A IA também aparece nos
bastidores dos hospitais, ajudando na organização de agendas, prever
demanda por leitos e otimização de recursos. Em um sistema que lida com
pressão constante por eficiência e qualidade, este apoio pode fazer
diferença na rotina das equipes e no tempo de espera.
Este
movimento acontece em paralelo à mudança no perfil de quem busca
atendimento. O paciente moderno pesquisa sintomas antes da consulta,
acompanha resultados pelo celular e quer explicações claras e agilidade.
Neste contexto, a forma como os hospitais utilizam tecnologia impacta
diretamente a confiança do público e a gestão de reputação hospitalar.

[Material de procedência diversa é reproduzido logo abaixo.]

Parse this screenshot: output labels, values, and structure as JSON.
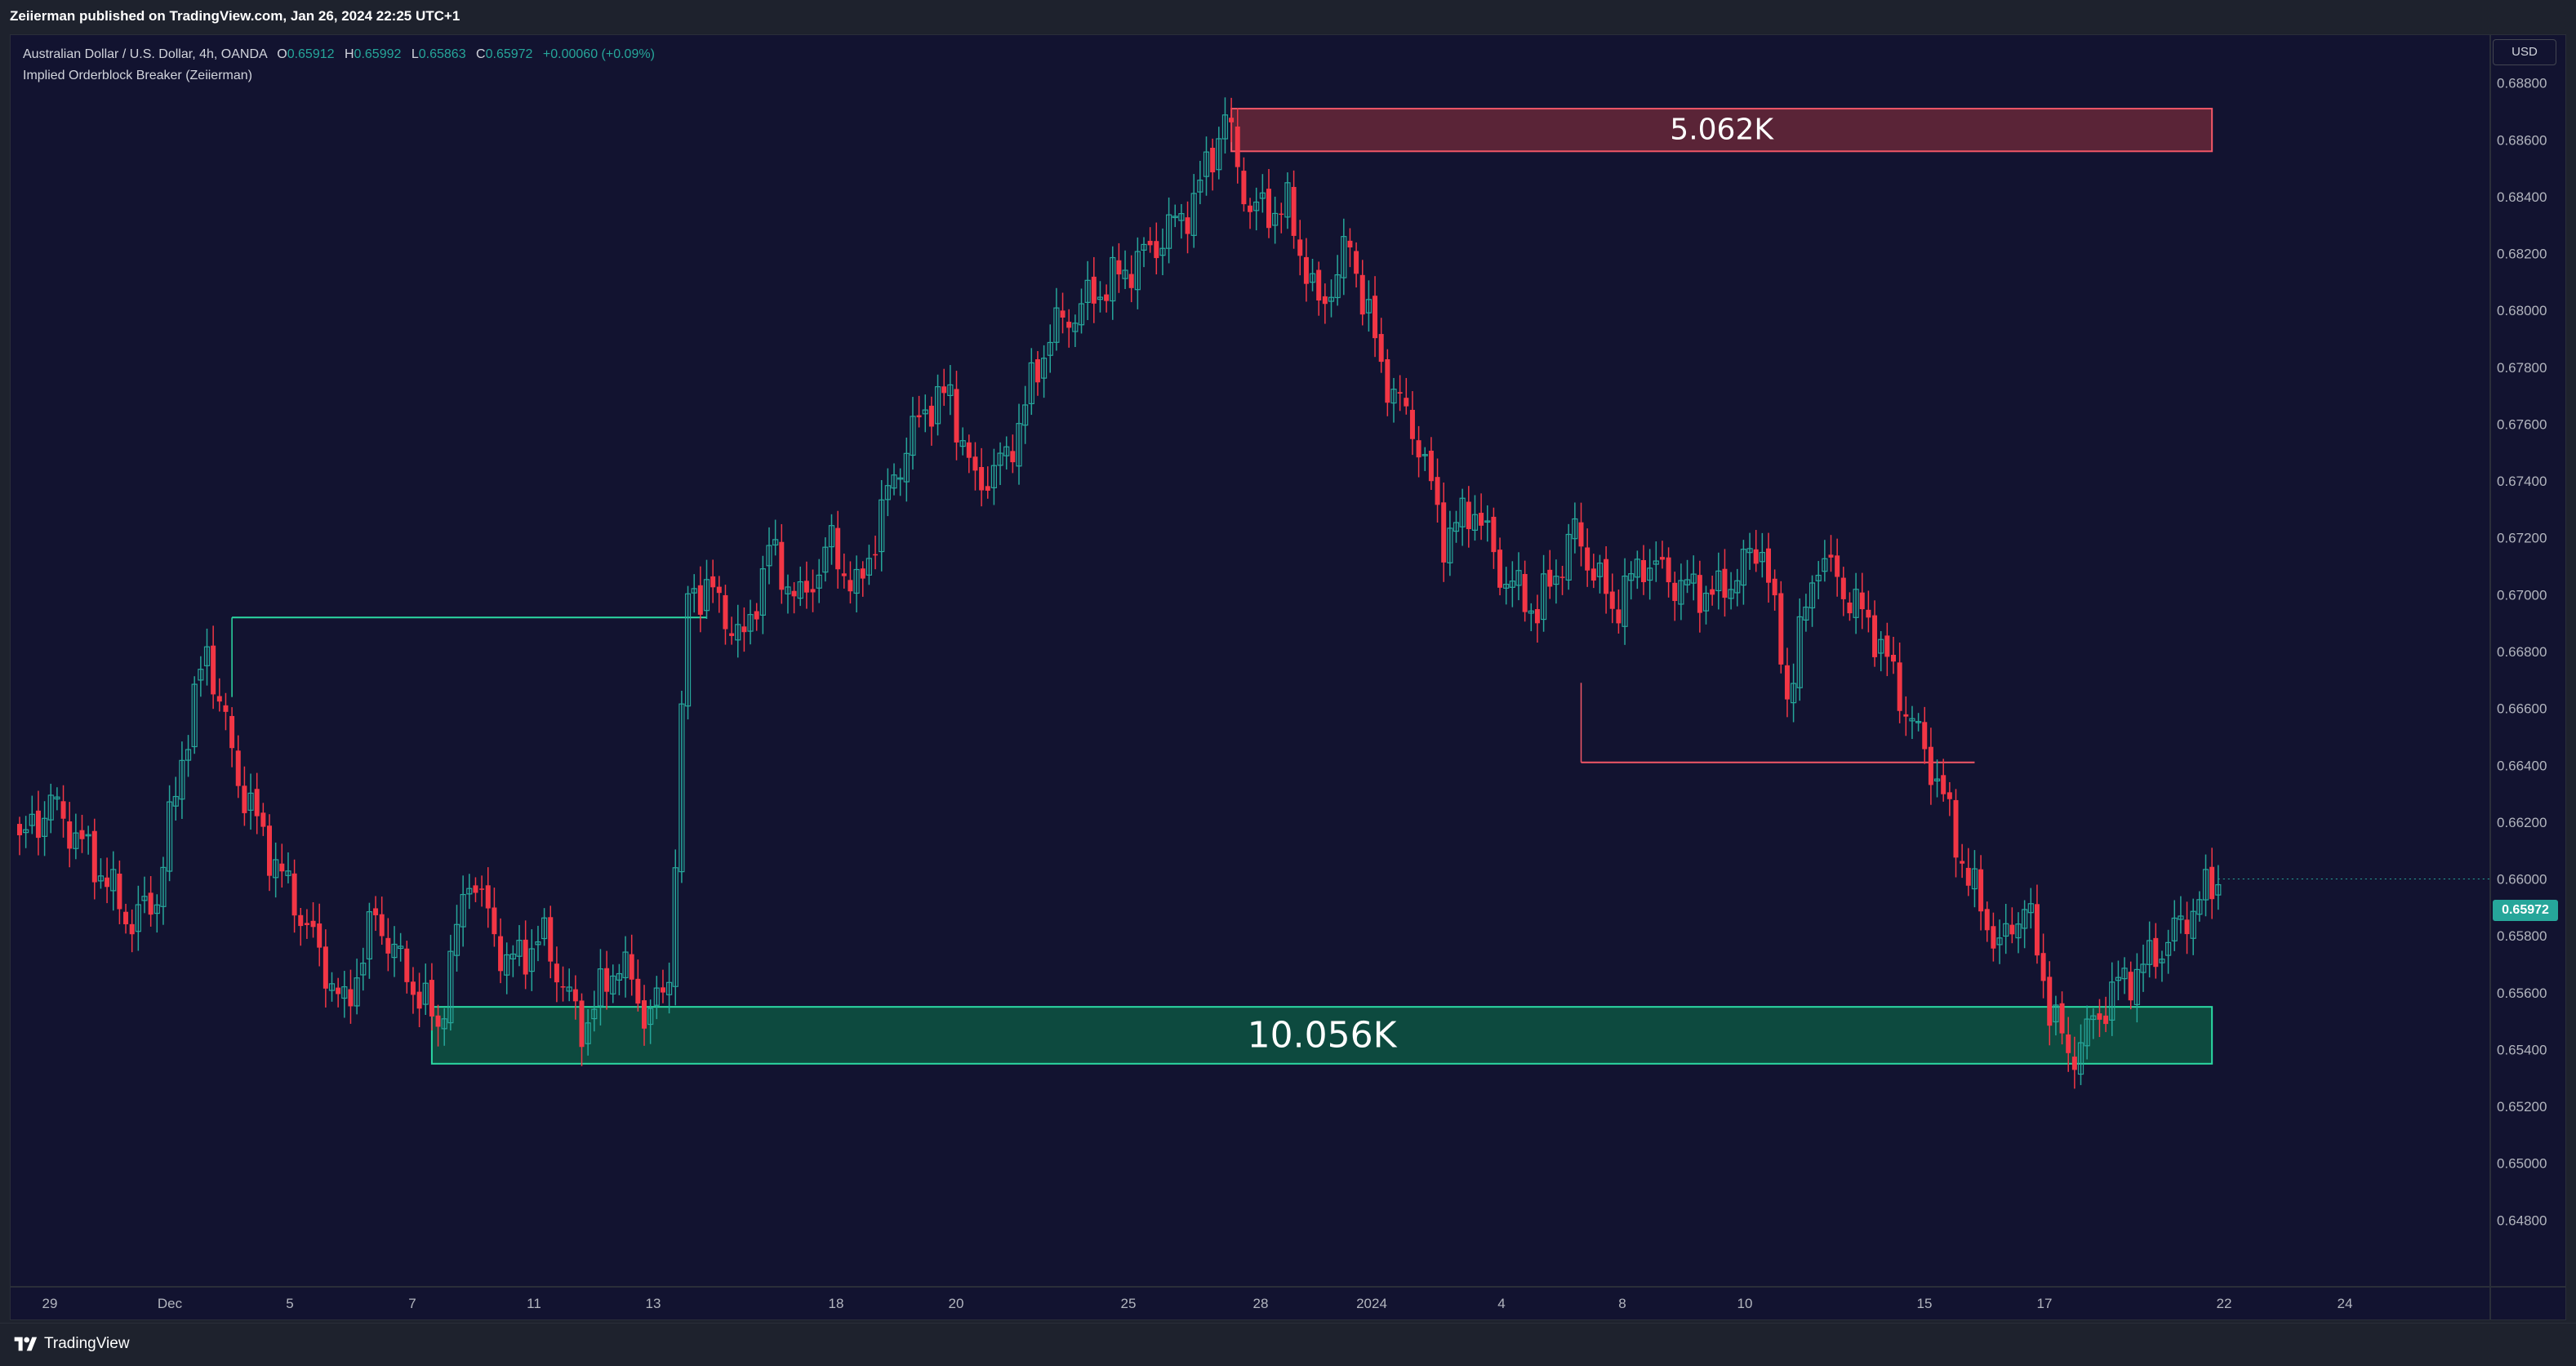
{
  "header": {
    "publisher": "Zeiierman published on TradingView.com, Jan 26, 2024 22:25 UTC+1"
  },
  "legend": {
    "symbol": "Australian Dollar / U.S. Dollar, 4h, OANDA",
    "o_label": "O",
    "o_value": "0.65912",
    "h_label": "H",
    "h_value": "0.65992",
    "l_label": "L",
    "l_value": "0.65863",
    "c_label": "C",
    "c_value": "0.65972",
    "change": "+0.00060 (+0.09%)",
    "indicator": "Implied Orderblock Breaker (Zeiierman)"
  },
  "currency": "USD",
  "last_price": "0.65972",
  "footer": {
    "brand": "TradingView"
  },
  "colors": {
    "background": "#121330",
    "up": "#26a69a",
    "down": "#f23645",
    "bear_zone_fill": "#5a2437",
    "bull_zone_fill": "#0d4a3f"
  },
  "chart_data": {
    "type": "candlestick",
    "ylim": [
      0.6466,
      0.6894
    ],
    "y_ticks": [
      "0.68800",
      "0.68600",
      "0.68400",
      "0.68200",
      "0.68000",
      "0.67800",
      "0.67600",
      "0.67400",
      "0.67200",
      "0.67000",
      "0.66800",
      "0.66600",
      "0.66400",
      "0.66200",
      "0.66000",
      "0.65800",
      "0.65600",
      "0.65400",
      "0.65200",
      "0.65000",
      "0.64800"
    ],
    "x_ticks": [
      "29",
      "Dec",
      "5",
      "7",
      "11",
      "13",
      "18",
      "20",
      "25",
      "28",
      "2024",
      "4",
      "8",
      "10",
      "15",
      "17",
      "22",
      "24"
    ],
    "price_path": [
      [
        0,
        0.6612
      ],
      [
        5,
        0.6627
      ],
      [
        12,
        0.6606
      ],
      [
        18,
        0.6584
      ],
      [
        22,
        0.6594
      ],
      [
        26,
        0.6643
      ],
      [
        30,
        0.6681
      ],
      [
        35,
        0.6635
      ],
      [
        40,
        0.661
      ],
      [
        46,
        0.6583
      ],
      [
        52,
        0.6554
      ],
      [
        57,
        0.6587
      ],
      [
        62,
        0.6566
      ],
      [
        67,
        0.6548
      ],
      [
        72,
        0.6603
      ],
      [
        78,
        0.657
      ],
      [
        84,
        0.6579
      ],
      [
        90,
        0.6547
      ],
      [
        96,
        0.6572
      ],
      [
        100,
        0.6553
      ],
      [
        102,
        0.6555
      ],
      [
        104,
        0.6566
      ],
      [
        107,
        0.6699
      ],
      [
        110,
        0.6703
      ],
      [
        116,
        0.6683
      ],
      [
        120,
        0.6716
      ],
      [
        125,
        0.6697
      ],
      [
        130,
        0.6718
      ],
      [
        134,
        0.67
      ],
      [
        140,
        0.6742
      ],
      [
        145,
        0.6766
      ],
      [
        149,
        0.677
      ],
      [
        153,
        0.6738
      ],
      [
        158,
        0.6748
      ],
      [
        165,
        0.6792
      ],
      [
        173,
        0.6807
      ],
      [
        181,
        0.6821
      ],
      [
        188,
        0.6838
      ],
      [
        193,
        0.6868
      ],
      [
        197,
        0.6835
      ],
      [
        203,
        0.6836
      ],
      [
        208,
        0.68
      ],
      [
        213,
        0.6823
      ],
      [
        218,
        0.678
      ],
      [
        224,
        0.6754
      ],
      [
        228,
        0.672
      ],
      [
        233,
        0.6731
      ],
      [
        237,
        0.6708
      ],
      [
        243,
        0.6694
      ],
      [
        249,
        0.6722
      ],
      [
        255,
        0.6695
      ],
      [
        260,
        0.6712
      ],
      [
        266,
        0.6703
      ],
      [
        272,
        0.67
      ],
      [
        279,
        0.6718
      ],
      [
        283,
        0.6665
      ],
      [
        288,
        0.6714
      ],
      [
        293,
        0.6699
      ],
      [
        297,
        0.6687
      ],
      [
        302,
        0.666
      ],
      [
        307,
        0.6635
      ],
      [
        312,
        0.66
      ],
      [
        317,
        0.6575
      ],
      [
        321,
        0.6592
      ],
      [
        325,
        0.6556
      ],
      [
        328,
        0.6537
      ],
      [
        332,
        0.6549
      ],
      [
        336,
        0.6563
      ],
      [
        340,
        0.6569
      ],
      [
        344,
        0.6578
      ],
      [
        348,
        0.659
      ],
      [
        352,
        0.66
      ]
    ],
    "orderblocks": [
      {
        "label": "5.062K",
        "type": "bearish",
        "top": 0.6871,
        "bottom": 0.6856,
        "start_bar": 194,
        "end_bar": 351
      },
      {
        "label": "10.056K",
        "type": "bullish",
        "top": 0.6555,
        "bottom": 0.6535,
        "start_bar": 66,
        "end_bar": 351
      }
    ],
    "breaker_lines": [
      {
        "type": "bullish",
        "price": 0.6692,
        "start_bar": 34,
        "end_bar": 110
      },
      {
        "type": "bearish",
        "price": 0.6641,
        "start_bar": 250,
        "end_bar": 313
      }
    ]
  }
}
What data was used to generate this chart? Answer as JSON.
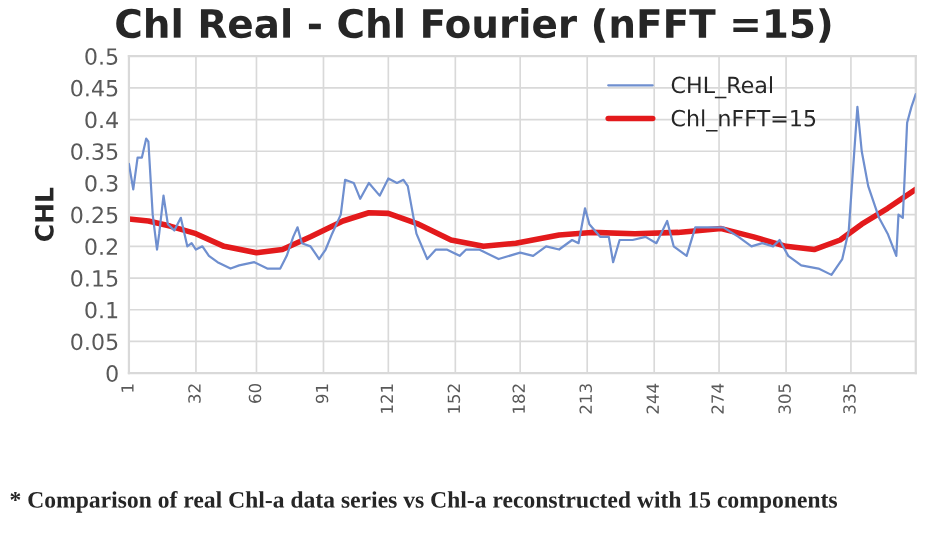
{
  "chart_data": {
    "type": "line",
    "title": "Chl Real - Chl Fourier (nFFT =15)",
    "ylabel": "CHL",
    "annotations": [
      "* Comparison of real Chl-a data series vs Chl-a reconstructed with 15 components"
    ],
    "xlim": [
      1,
      365
    ],
    "xticks": [
      1,
      32,
      60,
      91,
      121,
      152,
      182,
      213,
      244,
      274,
      305,
      335
    ],
    "ylim": [
      0,
      0.5
    ],
    "yticks": [
      0,
      0.05,
      0.1,
      0.15,
      0.2,
      0.25,
      0.3,
      0.35,
      0.4,
      0.45,
      0.5
    ],
    "grid": true,
    "legend": "top right",
    "marker": "none",
    "line_style": "solid",
    "series": [
      {
        "name": "CHL_Real",
        "color": "#6f8fcf",
        "x": [
          1,
          3,
          5,
          7,
          9,
          10,
          12,
          14,
          15,
          17,
          19,
          22,
          25,
          28,
          30,
          32,
          35,
          38,
          42,
          48,
          52,
          59,
          65,
          71,
          74,
          77,
          79,
          81,
          85,
          89,
          92,
          95,
          99,
          101,
          105,
          108,
          112,
          117,
          121,
          125,
          128,
          130,
          134,
          139,
          143,
          148,
          154,
          157,
          163,
          172,
          182,
          188,
          194,
          200,
          206,
          209,
          212,
          214,
          219,
          223,
          225,
          228,
          234,
          240,
          245,
          250,
          253,
          259,
          263,
          269,
          276,
          283,
          289,
          294,
          299,
          302,
          306,
          312,
          320,
          326,
          331,
          334,
          338,
          340,
          343,
          348,
          352,
          356,
          357,
          359,
          361,
          363,
          365
        ],
        "values": [
          0.33,
          0.29,
          0.34,
          0.34,
          0.37,
          0.365,
          0.25,
          0.195,
          0.22,
          0.28,
          0.235,
          0.225,
          0.245,
          0.2,
          0.205,
          0.195,
          0.2,
          0.185,
          0.175,
          0.165,
          0.17,
          0.175,
          0.165,
          0.165,
          0.185,
          0.215,
          0.23,
          0.205,
          0.2,
          0.18,
          0.195,
          0.22,
          0.25,
          0.305,
          0.3,
          0.275,
          0.3,
          0.28,
          0.307,
          0.3,
          0.305,
          0.295,
          0.22,
          0.18,
          0.195,
          0.195,
          0.185,
          0.195,
          0.195,
          0.18,
          0.19,
          0.185,
          0.2,
          0.195,
          0.21,
          0.205,
          0.26,
          0.235,
          0.215,
          0.215,
          0.175,
          0.21,
          0.21,
          0.215,
          0.205,
          0.24,
          0.2,
          0.185,
          0.23,
          0.23,
          0.23,
          0.215,
          0.2,
          0.205,
          0.2,
          0.21,
          0.185,
          0.17,
          0.165,
          0.155,
          0.18,
          0.225,
          0.42,
          0.35,
          0.295,
          0.245,
          0.22,
          0.185,
          0.25,
          0.245,
          0.395,
          0.42,
          0.44
        ]
      },
      {
        "name": "Chl_nFFT=15",
        "color": "#e31a1c",
        "x": [
          1,
          10,
          20,
          32,
          45,
          60,
          72,
          85,
          100,
          112,
          121,
          135,
          150,
          165,
          180,
          200,
          215,
          235,
          255,
          275,
          290,
          305,
          318,
          330,
          340,
          352,
          365
        ],
        "values": [
          0.243,
          0.24,
          0.232,
          0.22,
          0.2,
          0.19,
          0.195,
          0.215,
          0.24,
          0.253,
          0.252,
          0.235,
          0.21,
          0.2,
          0.205,
          0.218,
          0.222,
          0.22,
          0.222,
          0.228,
          0.215,
          0.2,
          0.195,
          0.21,
          0.235,
          0.26,
          0.29
        ]
      }
    ]
  }
}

Tecnologia com regra e responsabilidade
Algoritmos
podem errar, especialmente se forem alimentados com dados completos e
enviesados. Eles não captam emoções e não substituem a escuta atenta. A
inteligência artificial não sente dor, medo ou dúvida e, por isso, deve
estar sempre acompanhada de supervisão médica.
No
Brasil, esse movimento ganhou respaldo com um marco regulatório
recente. O Conselho Federal de Medicina (CFM) publicou, em 11 de
fevereiro, a Resolução nº 2.454/2026, que estabelece diretrizes
específicas para o uso da inteligência artificial na prática médica. A
norma reforça que a decisão clínica é um ato do médico e que a
tecnologia deve servir como suporte. Também destaca a importância do
consentimento do paciente e da proteção de dados, criando um ambiente
mais seguro para a expansão destas ferramentas.
Enquanto
isso, centros de pesquisa trabalham para tornar estes sistemas mais
confiáveis e transparentes. O Centro de Inovação em Inteligência
Artificial para Saúde (Ciia), da Universidade Federal de Minas Gerais
(UFMG) é um exemplo de como ciência e prática podem caminhar juntas.
Pesquisadores desenvolvem modelos capazes de apoiar diagnósticos, prever
cenários e melhorar a gestão dos serviços.